Organizzare manifestazioni sportive consentirebbe il recupero degli antichi sentieri. Con l’incasso delle iscrizioni si potrebbe investire nella cura del bosco che ospiterà la competizione e nella segnaletica e nella mappatura di percorsi che ormai, nascosti dalla vegetazioni, rimangono intatti solo nella memoria degli abitanti più anziani. La regolarità di iniziative analoghe consentirebbe la loro preservazione.
Non si può immaginare, tuttavia, di rivitalizzare un antico borgo se prima non si tutela la sicurezza. Per le strade c’è poco da fare, serve un’attenzione costante e soprattutto il rifacimento dell’asfalto che ormai è d’obbligo visto il crescente numero di casi di incidenti dovuto al fondo stradale. Inoltre appena prima dell’inverno bisogna disporre, lungo il tragitto, il sale. I margini della strada invece richiedono molto più impegno, con il cambiamento climatico e il conseguente aumento di eventi estremi e atipici associati poi alla scarsa cura del terreno boschivo hanno reso necessario un intervento drastico come ad esempio l’installazione di reti metalliche contenitive per evitare la caduta dei massi. Questi interventi però avvengono troppo spesso dopo l’evento, «meglio prevenire che curare» se i proverbi non sono morti insieme agli antichi paesi è bene eseguire questi lavori prima che la montagna crolli.
E per le persone? Mantenere un ambulatorio in paese è troppo dispendioso? Si possono trovare soluzioni di compromesso, creando postazioni sanitarie lungo il versante della montagna, a metà strada tra la città e il borgo così da favorire la rapidità degli interventi, aumentare anche la disponibilità dei farmaci e la possibilità di consultazione del medico. E per i servizi essenziali, alimentari e postali innanzitutto, e per il commercio al dettaglio?

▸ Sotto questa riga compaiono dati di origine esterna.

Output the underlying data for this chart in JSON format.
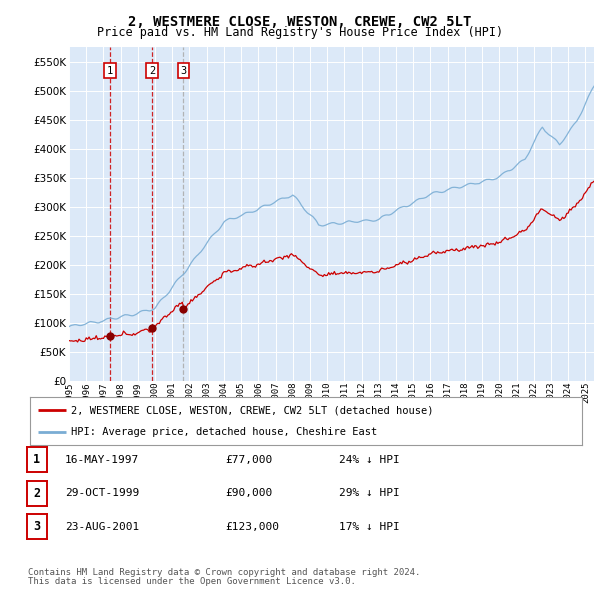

La concessione agevolata di edifici pubblici o privati ad aspiranti imprenditori, oltre che a contribuire alla necessaria ripresa economica nazionale, potrebbe consentire un recupero della vitalità di queste comunità. D’altronde le attività che coinvolgono la montagna non mancano: associazioni di runners, circoli di ciclisti o gruppi scout, tutti hanno bisogni di posti di ristoro. Poi si sa, gli Italiani per il buon cibo sono disposti a fare chilometri, quindi un ristorante caratteristico, magari nel contesto di un borgo storico ristrutturato, costituirebbe una buona opportunità di investimento.
Non si tratta di soldi, né di guadagno. È in gioco la tradizione del nostro Paese, la sua storia, il suo futuro. Un futuro senza un passato è cieco. L’economia è lo strumento. Basterebbe un piccolo segno di interesse, di aiuto e la passione per il posto delle origini si riaccenderebbe; gli abitanti troverebbero le forze dopo anni di quiescenza di far rivivere il loro territorio. Del resto, ciò di cui tutti abbiamo più bisogno è la comunità. Aiutiamoci a ricostruirla.